The lecture is free and open to the public.

Carrigan is nationally known as an expert on the history of lynching. He wrote "The Making of a Lynching Culture: Violence and Vigilantism in Central Texas 1836-1916" in 2004, which won the Richard Wentworth Prize. The history examines how a culture of violence could be perpetuated over a long period of time, Carrigan also analyzed lynching incidents against Native Americans and vigilante executions of Anglo-Americans.

His latest book, written with co-author Clive Webb, professor of modern American history at the University of Sussex, in Sussex, England, "Forgotten Dead: Mob Violence Against Mexicans in the United States, 1848-1928," was published last year. Carrigan also spoke at Juniata in 2006, lecturing on his first book.

A native Texan, Carrigan specializes in the history of 19th and early 20th century U.S. history. His expertise focuses on race, ethnicity and mob violence in the southwestern United States.

Carrigan has been professor of American history at Rowan since 1999, where he teaches a variety of U.S. history courses, including the history of the American West and the Civil War and Reconstruction. Previously, he worked as a lecturer at Spelman College in Atlanta, Ga. in the 1998-1999 academic year, and as a teaching fellow at Emory University in Atlanta.

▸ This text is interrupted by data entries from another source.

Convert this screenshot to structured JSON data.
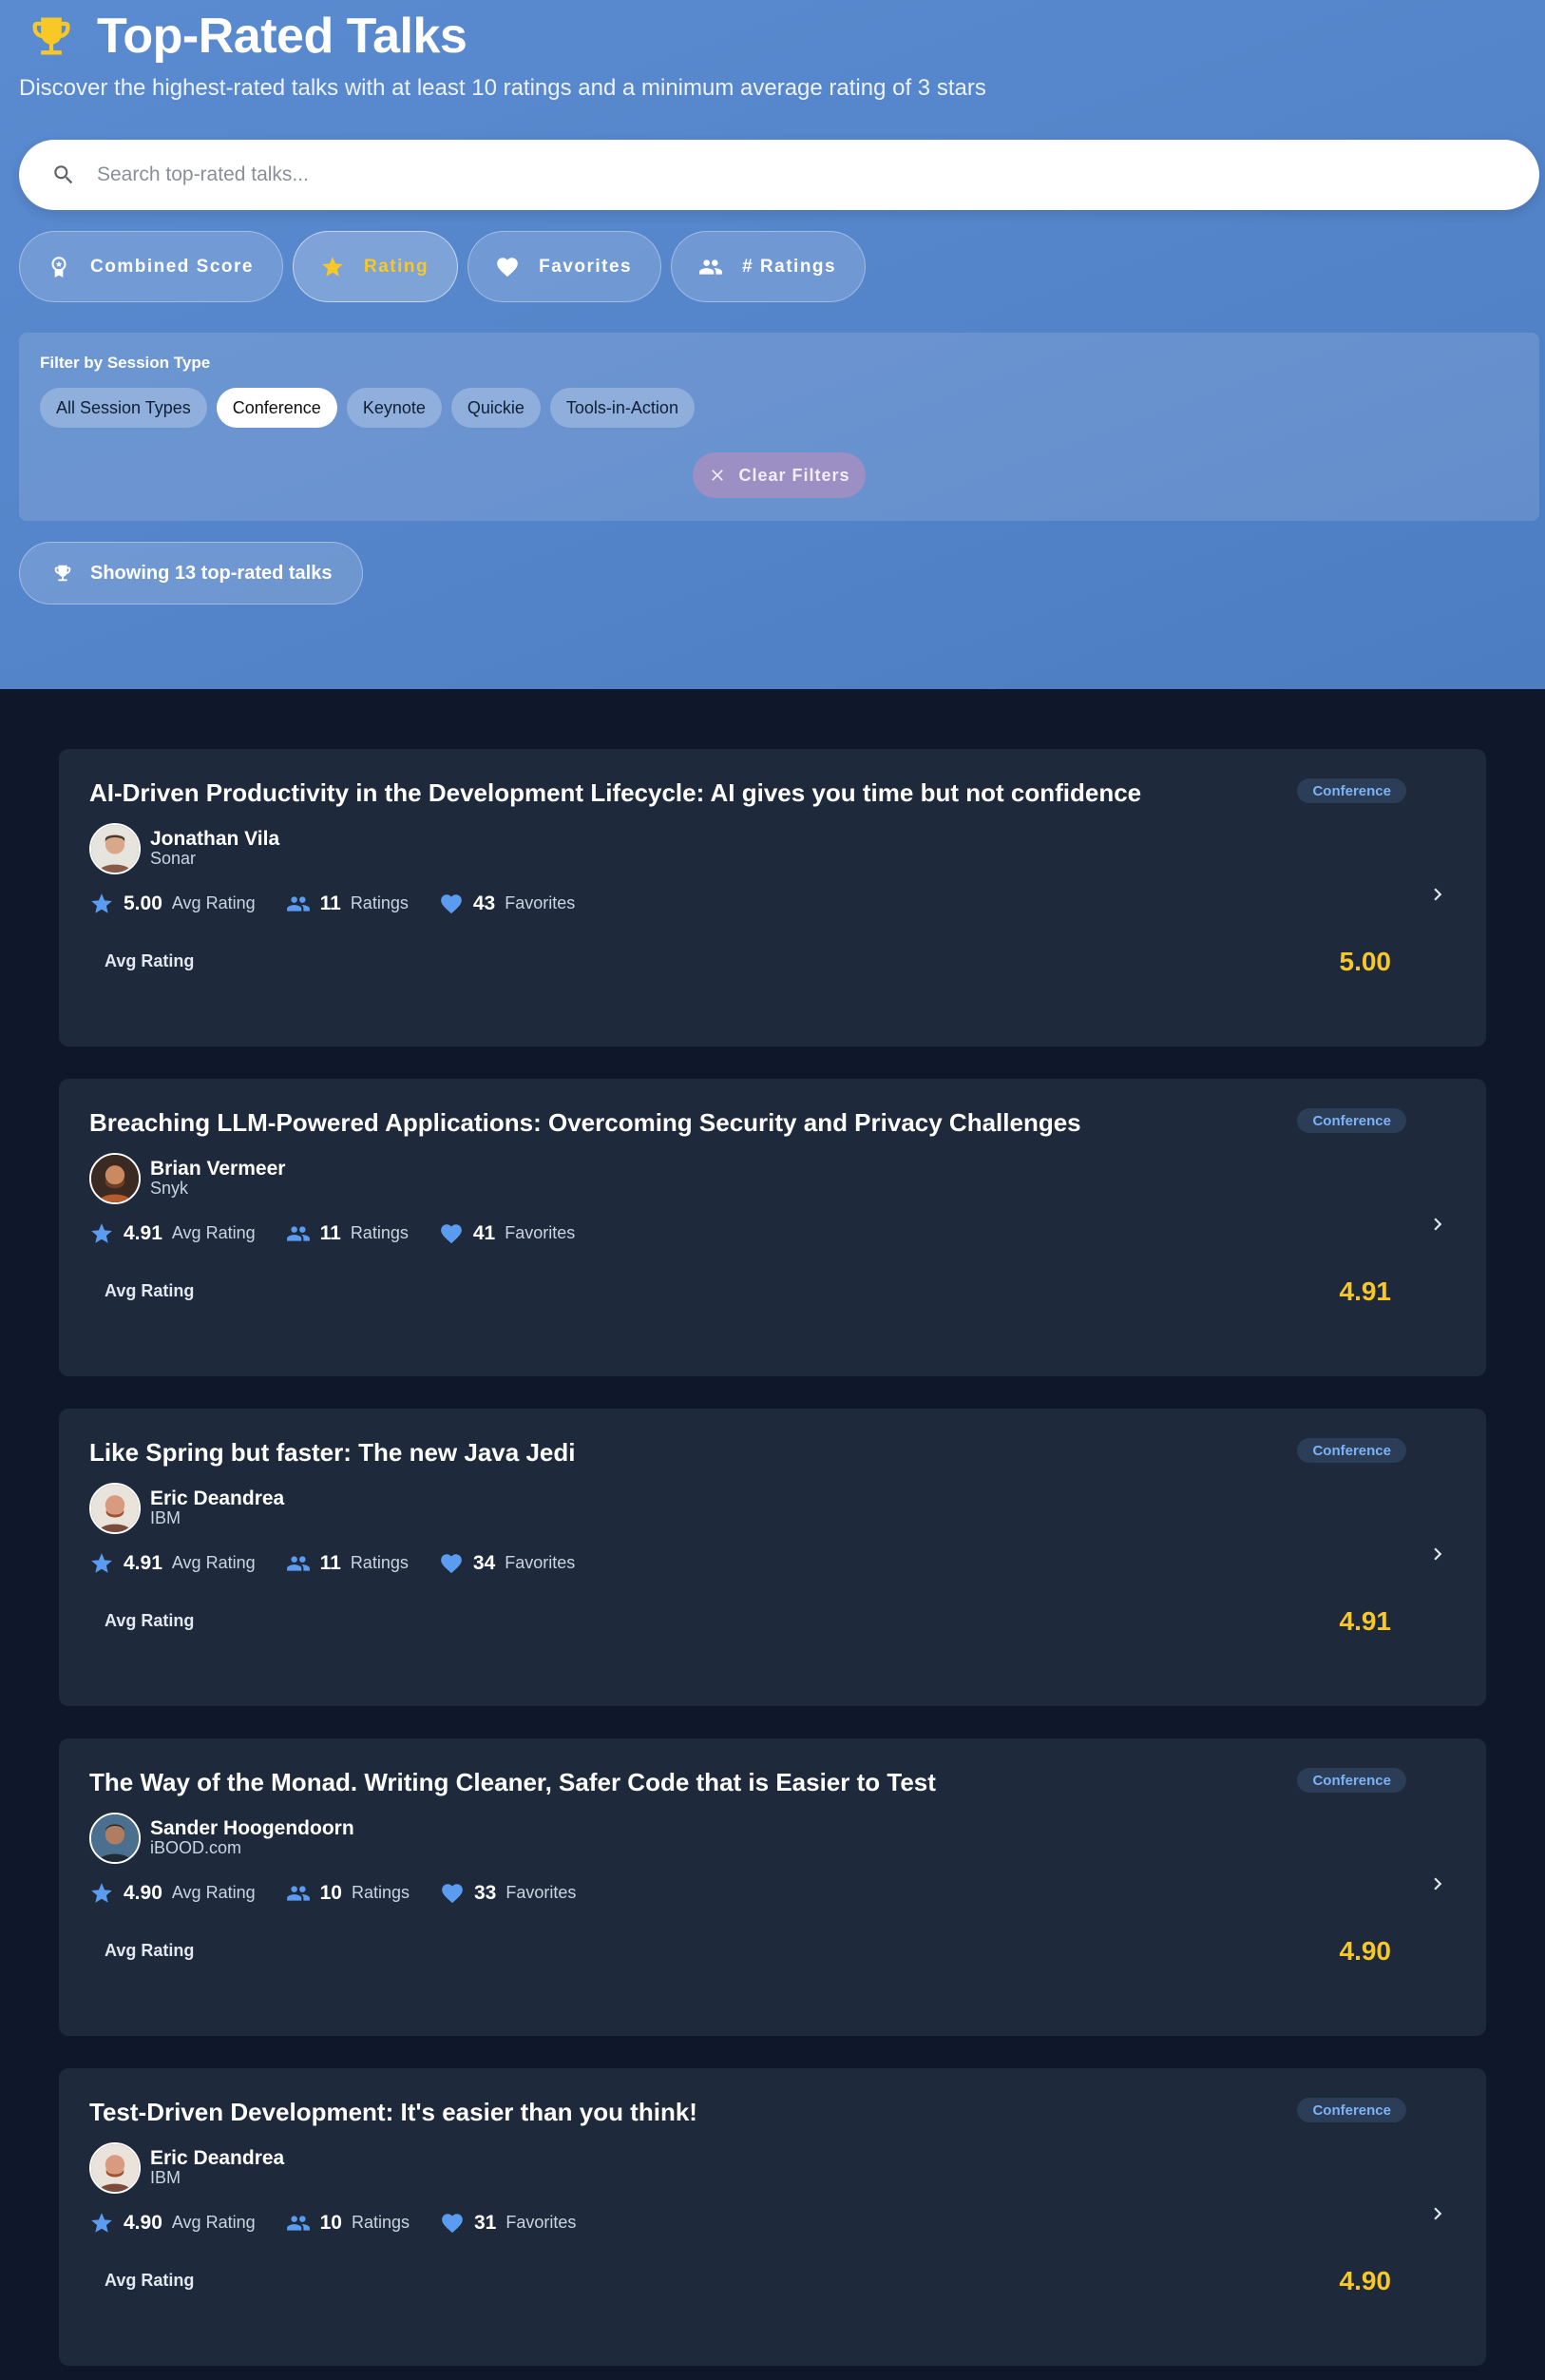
{
  "header": {
    "title": "Top-Rated Talks",
    "subtitle": "Discover the highest-rated talks with at least 10 ratings and a minimum average rating of 3 stars",
    "icon": "trophy-icon"
  },
  "search": {
    "placeholder": "Search top-rated talks..."
  },
  "sort_options": [
    {
      "label": "Combined Score",
      "icon": "award-icon",
      "active": false
    },
    {
      "label": "Rating",
      "icon": "star-icon",
      "active": true
    },
    {
      "label": "Favorites",
      "icon": "heart-icon",
      "active": false
    },
    {
      "label": "# Ratings",
      "icon": "people-icon",
      "active": false
    }
  ],
  "filter": {
    "label": "Filter by Session Type",
    "chips": [
      {
        "label": "All Session Types",
        "active": false
      },
      {
        "label": "Conference",
        "active": true
      },
      {
        "label": "Keynote",
        "active": false
      },
      {
        "label": "Quickie",
        "active": false
      },
      {
        "label": "Tools-in-Action",
        "active": false
      }
    ],
    "clear_label": "Clear Filters"
  },
  "result_count": "Showing 13 top-rated talks",
  "colors": {
    "accent": "#f8c827",
    "link": "#5b9cf0",
    "card_bg": "#1e293b",
    "page_bg": "#0f172a"
  },
  "talks": [
    {
      "title": "AI-Driven Productivity in the Development Lifecycle: AI gives you time but not confidence",
      "type": "Conference",
      "speaker": "Jonathan Vila",
      "company": "Sonar",
      "avg": "5.00",
      "avg_label": "Avg Rating",
      "ratings": "11",
      "ratings_label": "Ratings",
      "favorites": "43",
      "favorites_label": "Favorites",
      "score_label": "Avg Rating",
      "score": "5.00"
    },
    {
      "title": "Breaching LLM-Powered Applications: Overcoming Security and Privacy Challenges",
      "type": "Conference",
      "speaker": "Brian Vermeer",
      "company": "Snyk",
      "avg": "4.91",
      "avg_label": "Avg Rating",
      "ratings": "11",
      "ratings_label": "Ratings",
      "favorites": "41",
      "favorites_label": "Favorites",
      "score_label": "Avg Rating",
      "score": "4.91"
    },
    {
      "title": "Like Spring but faster: The new Java Jedi",
      "type": "Conference",
      "speaker": "Eric Deandrea",
      "company": "IBM",
      "avg": "4.91",
      "avg_label": "Avg Rating",
      "ratings": "11",
      "ratings_label": "Ratings",
      "favorites": "34",
      "favorites_label": "Favorites",
      "score_label": "Avg Rating",
      "score": "4.91"
    },
    {
      "title": "The Way of the Monad. Writing Cleaner, Safer Code that is Easier to Test",
      "type": "Conference",
      "speaker": "Sander Hoogendoorn",
      "company": "iBOOD.com",
      "avg": "4.90",
      "avg_label": "Avg Rating",
      "ratings": "10",
      "ratings_label": "Ratings",
      "favorites": "33",
      "favorites_label": "Favorites",
      "score_label": "Avg Rating",
      "score": "4.90"
    },
    {
      "title": "Test-Driven Development: It's easier than you think!",
      "type": "Conference",
      "speaker": "Eric Deandrea",
      "company": "IBM",
      "avg": "4.90",
      "avg_label": "Avg Rating",
      "ratings": "10",
      "ratings_label": "Ratings",
      "favorites": "31",
      "favorites_label": "Favorites",
      "score_label": "Avg Rating",
      "score": "4.90"
    }
  ]
}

He earned a bachelor's degree in history in 1993 from the University of Texas at Austin. He went on to earn a master's degree in 1996 and a doctoral degree in 1999, both in history, from Emory University.

He was an adviser for the feature-length documentary "American Lynching: Strange and Bitter Fruit," and served as a consultant for the book "Without Sanctuary: Lynching Photography in America." He is a member of numerous professional organizations, including the American Historical Association, the organization of American Historians, the Southern Historical Association, the western Historical Association and Phi Alpha Theta.